In simplistic terms, virtual provisioning allows you allocate capacity that you don’t actually have installed. Sounds like magic, well it’s not, it’s just clever software functionality that enables you create virtual LUNs whose apparent size can exceed the amount of underlying physical capacity that they consume. Physical storage capacity is not allocated until it used by having data written onto it. Service Providers that opt to use this technology within their block storage infrastructure literally have the ability to sell capacity that they don’t have, or to offer customers an improved price point, if they opt to pass the savings onto customers.

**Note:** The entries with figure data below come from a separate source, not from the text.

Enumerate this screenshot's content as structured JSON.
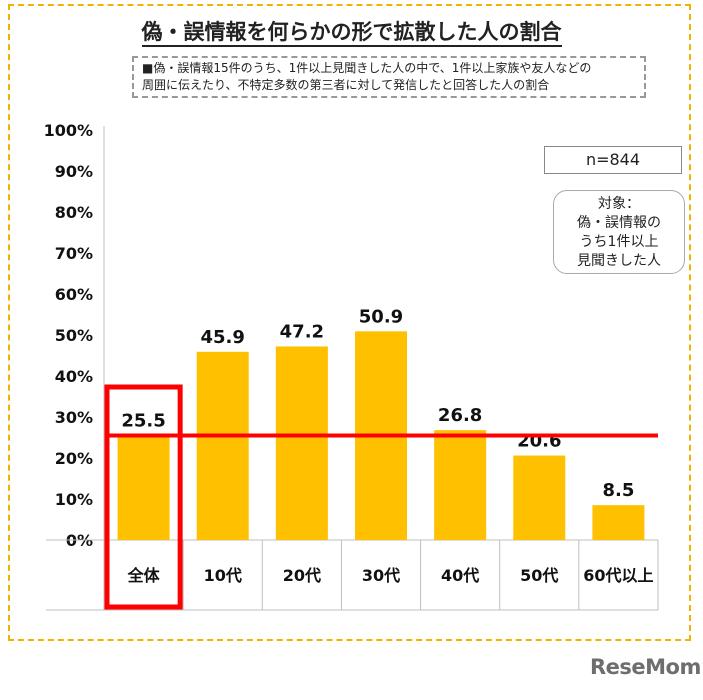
{
  "title": "偽・誤情報を何らかの形で拡散した人の割合",
  "note": {
    "line1": "■偽・誤情報15件のうち、1件以上見聞きした人の中で、1件以上家族や友人などの",
    "line2": "周囲に伝えたり、不特定多数の第三者に対して発信したと回答した人の割合"
  },
  "sample_size": "n=844",
  "target_box": {
    "line1": "対象：",
    "line2": "偽・誤情報の",
    "line3": "うち1件以上",
    "line4": "見聞きした人"
  },
  "brand": "ReseMom",
  "colors": {
    "bar": "#ffc000",
    "reference_line": "#ff0000",
    "highlight_box": "#ff0000"
  },
  "chart_data": {
    "type": "bar",
    "categories": [
      "全体",
      "10代",
      "20代",
      "30代",
      "40代",
      "50代",
      "60代以上"
    ],
    "values": [
      25.5,
      45.9,
      47.2,
      50.9,
      26.8,
      20.6,
      8.5
    ],
    "value_labels": [
      "25.5",
      "45.9",
      "47.2",
      "50.9",
      "26.8",
      "20.6",
      "8.5"
    ],
    "ylim": [
      0,
      100
    ],
    "yticks": [
      "0%",
      "10%",
      "20%",
      "30%",
      "40%",
      "50%",
      "60%",
      "70%",
      "80%",
      "90%",
      "100%"
    ],
    "reference_value": 25.5,
    "highlighted_category": "全体",
    "grid": false
  }
}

Automated tiering provides a similar set of functionality but in the allocation of performance resources. When using automated tiering, each LUN can be constructed from a blend of different underlying storage elements. Note that I didn’t say disks there, because in this sort of model, it’s very usual to make of solid state Enterprise Flash Drives (EFDs) to provide the highest performance tier in the allocation model. It’s probably best to illustrate this with a theoretical example. Under the old delivery model, a high performance storage tier might have be constructed using 6 300GB fiber channel (FC) drives to hold the data, and 6 more to hold copies to protect the data in the event of failure, so 12 drives in total. Using FAST VP, a higher theoretical performance level can be delivered with 4% of the capacity on EFD 100GB drives, 25% on 450GB FC drives and 71% on 2TB SATA drives. However, this benefit doesn’t only come where only one performance tier is required, but also where a service provider needs to construct a number of offering with different performance characteristics. The ability build these with a blend of different types of underlying storage offers fantastic flexibility and allows the SP to maximum usage of both the performance and capacity available on each of their assets.

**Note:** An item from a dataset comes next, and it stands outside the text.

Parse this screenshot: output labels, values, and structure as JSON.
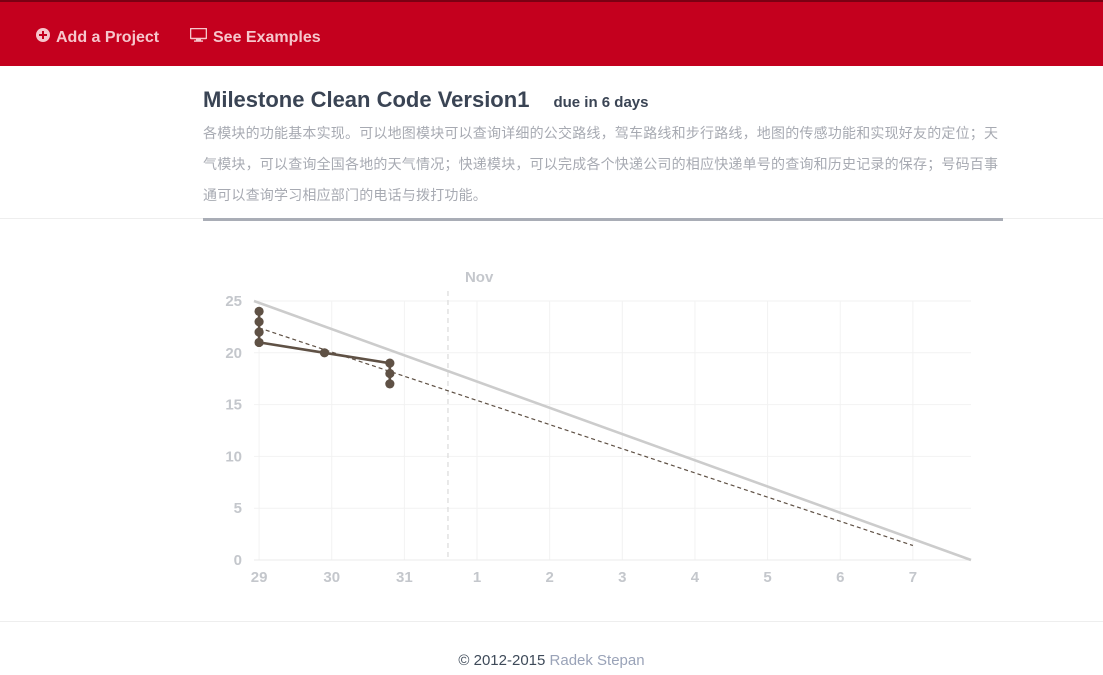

So to wrap things up, whilst I did say in the first post in this series that in time block storage would come to represent a smaller and small proportion of the total volume as storage that’s deployed globally over time, it’s still the de facto standard for the majority of structured data and transactional applications today, especially where high availability and data recoverability are important factors. As a result, most Service Providers that provide services to larger enterprises and public sector organisations are likely to have a significant amount of block storage deployed within their infrastructure. The maturity and widespread deployment of virtual provisioning and automated tiering technology means there’s now a better way to do block, so it’s a good time to look at how you’re delivering block today and think about optimising it.